Hayono Isman, anggota Fraksi Demokrat DPR, yang tidak ikut WO, menilai wajar jika Presiden Susilo Bambang Yudhoyono yang juga Ketua Umum DPP Partai Demokrat dicacimaki di media sosial oleh netizen. Menurut anggota Dewan Pembina Demokrat itu, kecaman pedas itu imbas sikap Fraksi Demokrat yang memilih meninggalkan ruang sidang paripurna saat voting Undang-Undang Pemilihan Kepala Daerah. "Wajar jika Pak SBY dicacimaki," katanya dalam sebuah diskusi di Jakarta, Sabtu (27/9).
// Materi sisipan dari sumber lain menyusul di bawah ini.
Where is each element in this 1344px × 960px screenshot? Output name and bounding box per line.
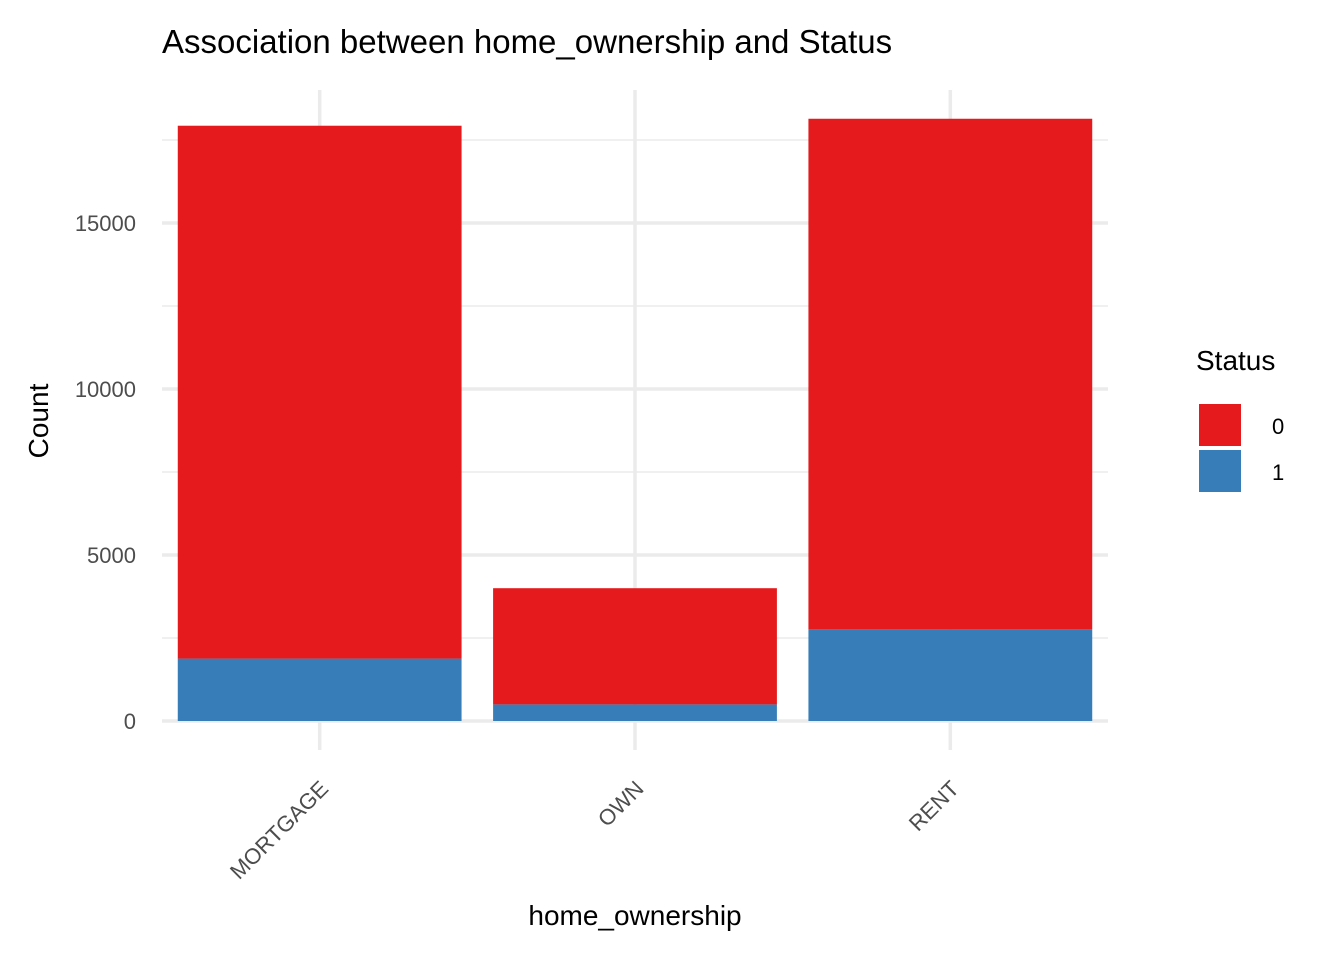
x-axis-title: home_ownership: [528, 900, 741, 931]
y-tick-label: 5000: [87, 543, 136, 568]
bar-mortgage-status-1: [177, 658, 462, 721]
y-axis-title: Count: [23, 383, 54, 458]
legend-label-1: 1: [1272, 460, 1284, 485]
legend-label-0: 0: [1272, 414, 1284, 439]
y-tick-label: 15000: [75, 211, 136, 236]
bar-mortgage-status-0: [177, 125, 462, 659]
x-tick-labels: MORTGAGE OWN RENT: [225, 776, 964, 884]
y-tick-label: 0: [124, 709, 136, 734]
legend-key-0: [1199, 404, 1241, 446]
y-tick-label: 10000: [75, 377, 136, 402]
legend-key-1: [1199, 450, 1241, 492]
legend-title: Status: [1196, 345, 1275, 376]
x-tick-label-own: OWN: [593, 776, 649, 832]
bar-rent-status-1: [808, 629, 1093, 721]
y-tick-labels: 0 5000 10000 15000: [75, 211, 136, 734]
x-tick-label-rent: RENT: [904, 776, 964, 836]
legend-items: 01: [1199, 404, 1284, 492]
bar-own-status-1: [493, 704, 777, 721]
chart-title: Association between home_ownership and S…: [162, 23, 892, 60]
bar-own-status-0: [493, 588, 777, 705]
bar-rent-status-0: [808, 118, 1093, 630]
legend: Status 01: [1196, 345, 1284, 492]
bars: [177, 118, 1093, 721]
x-tick-label-mortgage: MORTGAGE: [225, 776, 333, 884]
Hayono melihat, SBY sosok pimpinan partai politik yang cerdas dan tegas. Namun, kata bekas Menpora di era Orde Baru ini, tindakan Fraksi Demokrat DPR RI itu, tak cukup mampu menggambarkan kecerdasan itu.
Hayono juga mengkritik omongan koleganya, anggota Fraksi Demokrat DPR Benny K. Harman dan Syarief Hasan, yang menganggap sikap WO itu sebagai pilihan untuk menjadi penyeimbang pemerintah.
Itu memang alasan Demokrat WO, selain karena merasa 10 syarat yang diajukan tak disetujui seluruh fraksi. Jelas saja kubu Koalisi Merah Putih, yang sejak awal memilih Pilkada lewat DPRD, takkan setuju opsi lain. Tetapi, PDIP, PKB dan Hanura mendukung opsi baru yang dimasukkan Fraksi Demokrat itu. Herannya tanpa ba-bi-bu, Nurhayati-Benny mengajak rekan-rekannya keluar ruangan.
Yang jelas, Fraksi Demokrat secara sadar atau tidak, gagal menjadi partai penyeimbang pemerintah. Langkah WO itu, kata Hayono, justru menunjukkan seolah Demokrat ingin memberikan kemenangan bagi Koalisi Merah Putih. Bukan apa-apa. Dari hitung-hitungan kekuatan di DPR, minus Fraksi Demokrat, jelas kemenangan di tangan Koalisi Merah Putih (Gerindra, PAN, Golkar, PPP dan PKS).
"Semua orang bisa melihat, anak saya yang beda partai atau justru sopir saya sekali pun, yang dilakukan Demokrat itu bukan tindakan partai penyeimbang tetapi memberikan kemenangan kepada KMP," kata Hayono.